Tuesday, April 9, 1996

Dear Gramma,

      After supper last Wednesday I vowed to myself what I had vowed to myself evening after evening since the first of February: Tonight will be the night I get our stuff together for our Tax Guy! As the mid-April deadline looms more menacingly, I whisper the promise more fervently.

      I managed, however, to find a fresh excuse for delay on that warm, spring-scented evening last week: I decided to add a pail of vegetable peelings to our compost heap out in our yard. Sounds like a two-minute job, right? Well, sure, two minutes, maybe, for an amateur. But I am a pro at procrastination.

      If I was going to take out the kitchen scraps, I really ought, I thought, to give a good soaking to the grass clippings I had piled in the composter a few days earlier. To hose down the mound of hay and hasten its decay, I would have to turn the entire heap with a three-tine claw, and that could take a while. So, to keep my mind occupied during so mindless a task, I popped a “News From Lake Wobegon” tape into my Walkman. Fran was putting Eliz to bed; David was doing homework at his desk in the dining room.

      With the scraps bucket in my left hand and a Mini-Mag flashlight in my right, I stepped out into the night. Our composter is a round, black rubber, bottomless basket about three feet across and about three feet high as well. It sits beneath our mango tree. Half of this long-leafed tree is now densely decorated with yellow-brown buttons of blossoms and the other half with fist-sized unripe fruit.

      When I arrived at the tree, I found something I did not expect. The ground was strewn with mangoes, dozens of mangoes. And strewn with grass clippings, too! Half my haystack lay outside the composter and formed a resilient carpet at the foot of the tree. Now I knew how Chester the Dog had been tracking grass into our house.

      Who was responsible for this mess I could easily guess. Not the dog. And we had not had high winds. My prime suspect was my daughter. Soon as she gets home from school each day, our Elizabeth, age eight, likes to take a frozen-fruit-&-yogurt cup up into the shady mango tree. She sits astride a stout limb as she snacks. She sings up there—sometimes with such joyous abandon that I worry the neighbors will complain.
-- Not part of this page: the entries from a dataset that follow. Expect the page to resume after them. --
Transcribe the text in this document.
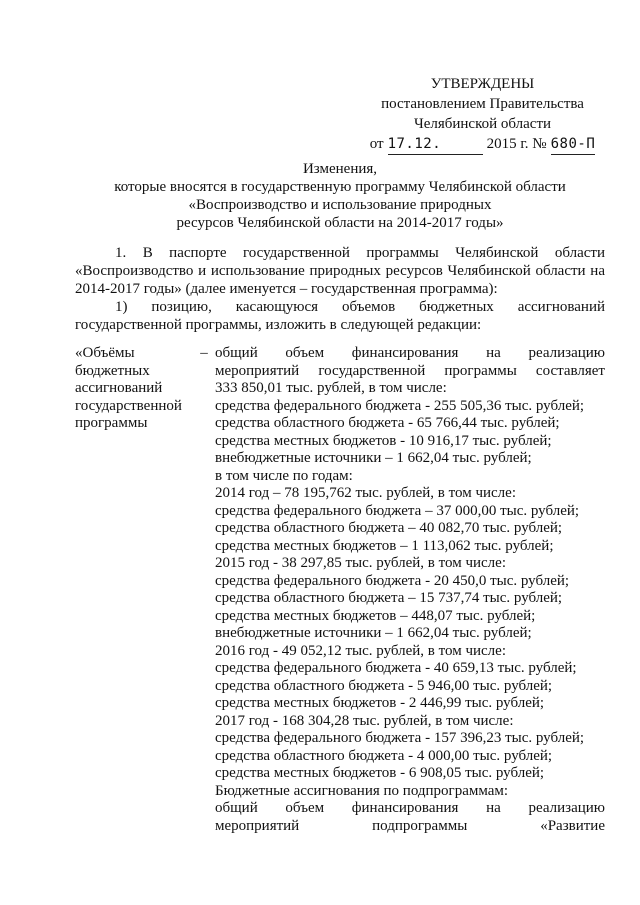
УТВЕРЖДЕНЫ
постановлением Правительства
Челябинской области
от 17.12.	2015 г. № 680-П
Изменения,
которые вносятся в государственную программу Челябинской области
«Воспроизводство и использование природных
ресурсов Челябинской области на 2014-2017 годы»

1. В паспорте государственной программы Челябинской области «Воспроизводство и использование природных ресурсов Челябинской области на 2014-2017 годы» (далее именуется – государственная программа):

1) позицию, касающуюся объемов бюджетных ассигнований государственной программы, изложить в следующей редакции:

«Объёмы бюджетных ассигнований государственной программы
– общий объем финансирования на реализацию
мероприятий государственной программы составляет
333 850,01 тыс. рублей, в том числе:
средства федерального бюджета - 255 505,36 тыс. рублей;
средства областного бюджета - 65 766,44 тыс. рублей;
средства местных бюджетов - 10 916,17 тыс. рублей;
внебюджетные источники – 1 662,04 тыс. рублей;
в том числе по годам:
2014 год – 78 195,762 тыс. рублей, в том числе:
средства федерального бюджета – 37 000,00 тыс. рублей;
средства областного бюджета – 40 082,70 тыс. рублей;
средства местных бюджетов – 1 113,062 тыс. рублей;
2015 год - 38 297,85 тыс. рублей, в том числе:
средства федерального бюджета - 20 450,0 тыс. рублей;
средства областного бюджета – 15 737,74 тыс. рублей;
средства местных бюджетов – 448,07 тыс. рублей;
внебюджетные источники – 1 662,04 тыс. рублей;
2016 год - 49 052,12 тыс. рублей, в том числе:
средства федерального бюджета - 40 659,13 тыс. рублей;
средства областного бюджета - 5 946,00 тыс. рублей;
средства местных бюджетов - 2 446,99 тыс. рублей;
2017 год - 168 304,28 тыс. рублей, в том числе:
средства федерального бюджета - 157 396,23 тыс. рублей;
средства областного бюджета - 4 000,00 тыс. рублей;
средства местных бюджетов - 6 908,05 тыс. рублей;
Бюджетные ассигнования по подпрограммам:
общий объем финансирования на реализацию
мероприятий подпрограммы «Развитие
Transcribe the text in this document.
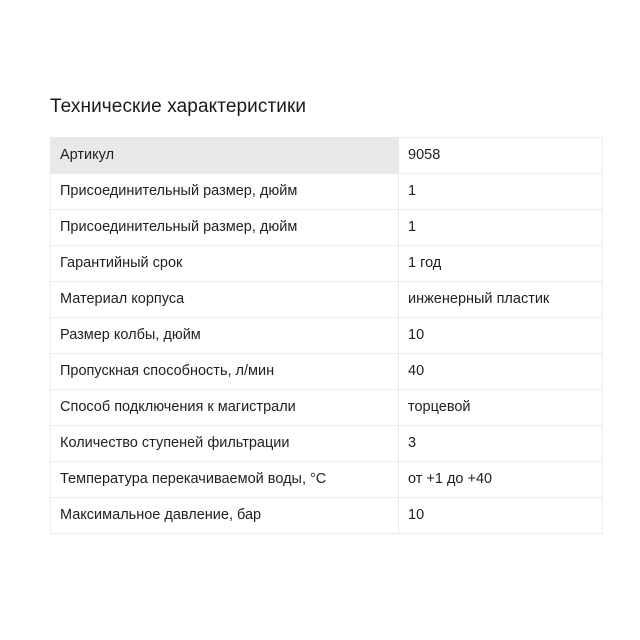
Технические характеристики
Артикул	9058
Присоединительный размер, дюйм	1
Присоединительный размер, дюйм	1
Гарантийный срок	1 год
Материал корпуса	инженерный пластик
Размер колбы, дюйм	10
Пропускная способность, л/мин	40
Способ подключения к магистрали	торцевой
Количество ступеней фильтрации	3
Температура перекачиваемой воды, °С	от +1 до +40
Максимальное давление, бар	10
      From her rooftop-level perch, if Liz would gaze through a gap in the greenery, she would see the surf of Maunalua Bay. If she were to look down ... well, I can imagine how inviting the mound of soft, sweet-smelling grass must have seemed to my little girl. Yes, I could just imagine. But still, as I turned over the scraps pail and turned on the water hose, words of admonition flowed through my mind. I composed a little safety lecture with sub-themes about not wasting fruit and about putting things back the way they were.

      Meanwhile, in my earphones, Garrison Keillor was telling me the story of Clarence Bunsen, age fifty-two, who had wandered away from his workplace in Lake Wobegon one spring afternoon when business was slow. Clarence arrived at a wooded hill near the edge of town, a hill alive with childhood memories. There he climbed an oak tree, and ... oh, I won’t spoil the story for you, Gramma; maybe you will listen to it yourself.

      While Mr. Keillor spun his yarns, I wetted down the compost and took all the bounce out of it. I raked up the stray cut grass and put it back with the rest. I boxed the fallen mangoes, some of them marked by rats’ teeth, and took them to our trash bin. Then, with the empty pail, I went back into the house.

      It was high time for me to leap into a heap of receipts from the year just gone by. The paper pile looked nowhere near as inviting as Liz’s landing pad in the yard. I thought again of the speech I meant to preach to my daughter. I decided, though, that if I had written out the lecture, I would just crumple the pages now and toss them on top of these other papers. Then I would dive into my work, hoping for a soft landing.